Not really, no matter what someone can try to do, they may not be able to become a fighter. That said, martial arts develop a lot more "strengths" than physical-fighting ability
Change to 'I'm definitely'. It was your first hard sparring session ever, being down on your self is unproductive and not helpful and will interfear with your development. Look at what wrong and get better, I'm sure you did good stuff as well during the session. By the sounds of things you may be either looking down or closing your eyes at times. Work on keeping your eyes on your opponent at all times, sure you'll do alot better next time
After busted lips, eyes and throbbing head I'm finally frying used to it. I no longer get phased when being punched with combinations and my head movement and footwork has improved greatly. I asked my coach to take a video of me sparring to help me Figure out what I need to work on. Currently I know I'm dragging my punches which leaves me open to counters after throwing a combination, especially vs a person with faster hands.

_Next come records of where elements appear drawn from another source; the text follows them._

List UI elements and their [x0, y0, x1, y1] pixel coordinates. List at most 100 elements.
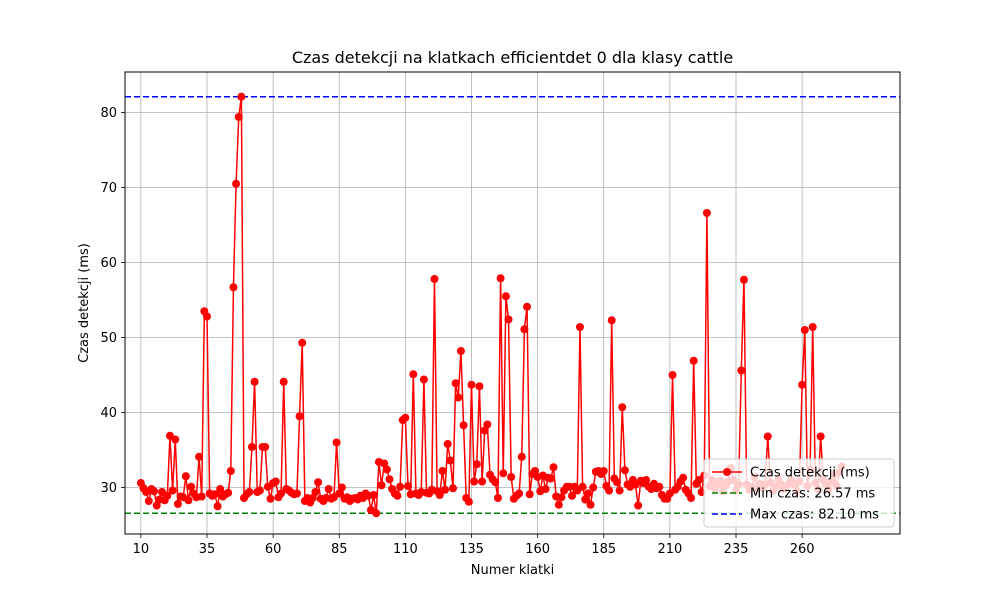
data-point — [694, 476, 703, 484]
data-point — [187, 482, 196, 491]
data-point — [583, 489, 592, 498]
reference-lines — [125, 96, 900, 514]
x-axis-label: Numer klatki — [471, 563, 554, 578]
data-point — [234, 113, 243, 121]
data-point — [478, 477, 487, 486]
data-point — [332, 438, 341, 447]
y-tick-label: 40 — [100, 406, 117, 421]
data-point — [599, 467, 608, 475]
data-point — [607, 316, 616, 325]
data-point — [689, 356, 698, 365]
data-point — [798, 380, 807, 389]
x-tick-label: 35 — [199, 542, 216, 557]
x-tick-label: 60 — [265, 542, 282, 557]
data-point — [557, 493, 566, 502]
data-point — [372, 509, 381, 518]
legend-entry-detection-time: Czas detekcji (ms) — [750, 466, 870, 481]
data-point — [586, 500, 595, 509]
data-point — [612, 478, 621, 487]
data-point — [499, 469, 508, 478]
data-point — [517, 452, 526, 461]
data-point — [419, 375, 428, 384]
x-tick-label: 110 — [393, 542, 418, 557]
data-point — [448, 484, 457, 493]
data-point — [255, 486, 264, 495]
data-point — [298, 338, 307, 347]
data-point — [687, 494, 696, 502]
data-point — [232, 179, 241, 188]
data-point — [679, 473, 688, 482]
data-point — [250, 377, 259, 386]
y-tick-label: 60 — [100, 256, 117, 271]
data-point — [150, 487, 159, 496]
data-point — [523, 302, 532, 311]
x-tick-label: 235 — [724, 542, 749, 557]
data-point — [184, 496, 193, 505]
data-point — [195, 452, 204, 461]
data-point — [152, 501, 161, 510]
data-point — [380, 459, 389, 468]
x-tick-label: 10 — [133, 542, 150, 557]
data-point — [541, 485, 550, 493]
data-point — [224, 488, 233, 497]
x-tick-label: 185 — [591, 542, 616, 557]
y-axis-ticks: 30 40 50 60 70 80 — [100, 106, 125, 496]
x-tick-label: 160 — [525, 542, 550, 557]
x-tick-label: 260 — [790, 542, 815, 557]
data-point — [642, 476, 651, 484]
y-tick-label: 50 — [100, 331, 117, 346]
data-point — [393, 491, 402, 500]
data-point — [472, 460, 481, 469]
data-point — [507, 473, 516, 481]
series-line — [140, 96, 843, 514]
data-point — [480, 426, 489, 435]
data-point — [279, 377, 288, 386]
data-point — [144, 497, 153, 505]
x-tick-label: 85 — [331, 542, 348, 557]
data-point — [546, 474, 555, 483]
data-point — [226, 467, 235, 475]
data-point — [171, 435, 180, 444]
x-axis-ticks: 10 35 60 85 110 135 160 185 210 235 260 — [133, 534, 815, 557]
data-point — [396, 482, 405, 491]
y-tick-label: 70 — [100, 181, 117, 196]
data-point — [181, 472, 190, 481]
data-point — [554, 500, 563, 509]
data-point — [525, 490, 534, 499]
data-point — [634, 501, 643, 510]
data-point — [549, 463, 558, 472]
data-point — [295, 412, 304, 421]
data-point — [446, 456, 455, 465]
x-tick-label: 210 — [657, 542, 682, 557]
chart-title: Czas detekcji na klatkach efficientdet 0… — [292, 48, 733, 67]
y-axis-label: Czas detekcji (ms) — [77, 243, 92, 363]
data-point — [456, 347, 465, 355]
data-point — [808, 323, 817, 331]
data-point — [409, 370, 418, 379]
data-point — [337, 483, 346, 492]
data-point — [203, 312, 211, 321]
grid — [125, 72, 900, 534]
data-point — [581, 495, 590, 504]
data-point — [216, 485, 225, 493]
data-point — [245, 488, 254, 496]
data-point — [229, 283, 238, 292]
data-point — [385, 475, 394, 484]
data-point — [173, 500, 182, 508]
x-tick-label: 135 — [459, 542, 484, 557]
data-point — [261, 443, 270, 451]
data-point — [308, 494, 317, 502]
series-layer — [136, 92, 846, 518]
data-point — [247, 443, 256, 451]
data-point — [578, 482, 587, 491]
data-point — [210, 490, 219, 499]
data-point — [382, 465, 391, 474]
legend-entry-max-time: Max czas: 82.10 ms — [750, 508, 879, 523]
data-point — [454, 393, 463, 402]
data-point — [467, 380, 476, 389]
data-point — [496, 274, 505, 283]
data-point — [266, 494, 275, 503]
data-point — [314, 478, 323, 487]
data-point — [655, 482, 664, 491]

Keep up the good work Tony. I tend to focus on all the positives I get out of sparring ie which punches land, which combos work, techniques that I've pulled off that fooled my (mostly much better) sparring partners and not how much of a pasting I've invariably taken (lately not so much!). But as Martial Man said practice, practice, practice!
I do both Kodenkan Jujitsu and BJJ. I absolutely love BJJ (even though I've been doing Kodenkan Jujitsu since I was 8). Which martial art do you think is better?